I.A.: Beaucoup d’artifice pour peu d’Intelligence

pROGRESSION

Cette série d’articles se propose d’explorer les tenants et aboutissants de l’IA et des langages de modélisation.
En examinant les aspects éthiques, les implications pratiques et les stratégies de déploiement, l’objectif de cette série d’articles est de démystifier l’IA tout en vous offrant toutes les clés pour en tirer le meilleur parti possible au sein de votre activité

Ah, l’intelligence artificielle, ce merveilleux monde où chaque  M.A.J. est vendue comme la révolution qui va, cette fois ci, vraiment tout changer.

Bienvenue dans la douille permanante de l’IA, où les “innovations” s’accumulent à un rythme tel que même les influenceurs dédiés et autre gratte papiers peinent à suivre le rythme en prétendant que le dernier bout de code vendu en format S.A.S. pour 20 euros par mois est le messie technologique que nous attendions tous.

Le marché de l’IA, c’est un peu comme une émission de télé-réalité : beaucoup de bruit pour pas grand-chose, des acteurs qui jouent leur rôle à la perfection et un public captif qui suit le spectacle, épisode après épisode. Chaque nouvelle fonctionnalité est accueillie par des trompettes virtuelles, proclamant le début d’une nouvelle ère, et pourtant généralement, la seule évolution c’est celle des chiffres d’affaires des entreprises qui la vendent.

Ensuite viennent les débats éthiques, transformés en parfait outil marketing. “Regardez comme nous sommes vertueux, on a banni X ou Y mentions problématiques de notre language model“, clament les entreprises, pendant qu’elles exploitent tranquillement les données personnelles de leurs utilisateurs à échelle industrielle. Mais bon, GPT maitrise le language inclusif donc ca passe.
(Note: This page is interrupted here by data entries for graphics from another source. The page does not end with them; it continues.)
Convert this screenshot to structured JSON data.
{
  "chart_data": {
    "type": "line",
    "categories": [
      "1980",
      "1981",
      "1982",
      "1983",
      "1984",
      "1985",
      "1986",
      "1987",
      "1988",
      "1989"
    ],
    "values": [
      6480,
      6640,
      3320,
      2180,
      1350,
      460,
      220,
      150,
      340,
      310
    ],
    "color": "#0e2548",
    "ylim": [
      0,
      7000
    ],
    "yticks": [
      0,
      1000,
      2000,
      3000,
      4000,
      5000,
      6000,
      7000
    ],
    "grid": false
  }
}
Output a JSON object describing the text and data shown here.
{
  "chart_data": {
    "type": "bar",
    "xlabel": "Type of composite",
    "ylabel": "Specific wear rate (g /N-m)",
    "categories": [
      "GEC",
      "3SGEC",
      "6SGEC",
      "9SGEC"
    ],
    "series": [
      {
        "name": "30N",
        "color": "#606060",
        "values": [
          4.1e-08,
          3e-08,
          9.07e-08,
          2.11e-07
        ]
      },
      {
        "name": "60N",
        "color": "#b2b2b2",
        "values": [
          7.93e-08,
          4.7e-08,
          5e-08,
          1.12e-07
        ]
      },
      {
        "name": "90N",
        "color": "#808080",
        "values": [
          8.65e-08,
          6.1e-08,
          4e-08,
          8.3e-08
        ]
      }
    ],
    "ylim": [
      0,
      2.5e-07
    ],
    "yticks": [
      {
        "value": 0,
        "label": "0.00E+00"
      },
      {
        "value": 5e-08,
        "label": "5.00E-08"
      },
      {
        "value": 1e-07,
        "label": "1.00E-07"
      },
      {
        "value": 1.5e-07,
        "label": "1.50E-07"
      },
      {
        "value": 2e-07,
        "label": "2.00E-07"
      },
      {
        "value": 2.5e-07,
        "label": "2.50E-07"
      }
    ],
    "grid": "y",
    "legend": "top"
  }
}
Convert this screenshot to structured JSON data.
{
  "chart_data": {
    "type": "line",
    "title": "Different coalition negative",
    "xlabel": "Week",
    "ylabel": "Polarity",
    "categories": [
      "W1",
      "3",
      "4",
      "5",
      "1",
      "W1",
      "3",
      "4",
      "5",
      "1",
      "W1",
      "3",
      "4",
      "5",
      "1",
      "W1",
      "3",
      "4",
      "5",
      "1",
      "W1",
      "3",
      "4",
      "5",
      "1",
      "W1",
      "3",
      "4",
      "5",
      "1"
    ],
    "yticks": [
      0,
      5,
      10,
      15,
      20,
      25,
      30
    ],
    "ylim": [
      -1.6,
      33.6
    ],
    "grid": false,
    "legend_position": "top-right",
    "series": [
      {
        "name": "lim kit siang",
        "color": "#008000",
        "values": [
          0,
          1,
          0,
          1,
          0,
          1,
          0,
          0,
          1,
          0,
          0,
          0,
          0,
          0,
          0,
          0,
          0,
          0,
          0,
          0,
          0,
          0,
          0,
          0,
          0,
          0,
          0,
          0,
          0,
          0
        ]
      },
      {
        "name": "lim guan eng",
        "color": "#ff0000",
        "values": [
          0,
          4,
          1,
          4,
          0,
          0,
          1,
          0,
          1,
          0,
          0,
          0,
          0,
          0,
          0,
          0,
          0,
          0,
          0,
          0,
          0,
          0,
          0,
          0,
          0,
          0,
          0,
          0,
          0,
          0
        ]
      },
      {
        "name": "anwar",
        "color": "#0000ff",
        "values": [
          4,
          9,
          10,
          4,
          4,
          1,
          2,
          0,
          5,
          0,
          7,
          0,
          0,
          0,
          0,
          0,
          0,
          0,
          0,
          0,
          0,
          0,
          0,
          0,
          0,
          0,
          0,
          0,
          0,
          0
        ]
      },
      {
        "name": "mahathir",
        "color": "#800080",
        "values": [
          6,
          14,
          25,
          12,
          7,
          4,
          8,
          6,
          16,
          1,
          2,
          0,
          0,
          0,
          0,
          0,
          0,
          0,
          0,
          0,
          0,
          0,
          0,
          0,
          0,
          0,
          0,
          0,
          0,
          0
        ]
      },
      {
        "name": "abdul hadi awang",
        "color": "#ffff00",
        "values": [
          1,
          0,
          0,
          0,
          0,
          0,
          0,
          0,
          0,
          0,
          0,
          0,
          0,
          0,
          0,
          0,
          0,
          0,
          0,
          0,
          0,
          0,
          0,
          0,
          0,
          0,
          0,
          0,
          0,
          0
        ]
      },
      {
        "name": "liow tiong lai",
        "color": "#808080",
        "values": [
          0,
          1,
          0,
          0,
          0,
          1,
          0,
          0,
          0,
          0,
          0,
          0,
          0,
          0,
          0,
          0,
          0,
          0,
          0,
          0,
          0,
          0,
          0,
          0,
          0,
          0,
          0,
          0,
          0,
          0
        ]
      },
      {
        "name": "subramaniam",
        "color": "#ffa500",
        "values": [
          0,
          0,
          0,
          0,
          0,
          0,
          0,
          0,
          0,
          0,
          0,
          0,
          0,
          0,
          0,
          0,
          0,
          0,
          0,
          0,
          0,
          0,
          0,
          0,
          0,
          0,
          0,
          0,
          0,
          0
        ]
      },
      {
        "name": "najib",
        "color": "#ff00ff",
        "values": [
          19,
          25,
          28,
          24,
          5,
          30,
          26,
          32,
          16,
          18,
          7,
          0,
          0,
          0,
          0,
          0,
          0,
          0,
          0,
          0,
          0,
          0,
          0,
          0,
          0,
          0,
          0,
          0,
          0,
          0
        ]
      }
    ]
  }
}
Les utilisateurs, en vérité spectateurs, croient participer à une nouvelle aube technologique, alors qu’ils ne font que remplir les coffres de ces mêmes entreprises de leur données et dollars. Ils reçoivent en échange un produit aussi édulcoré, fade et surtaxé que les autres produits en souscription qu’ils payent déjà tout les mois de Netflix à Amazon en passant par UberEats.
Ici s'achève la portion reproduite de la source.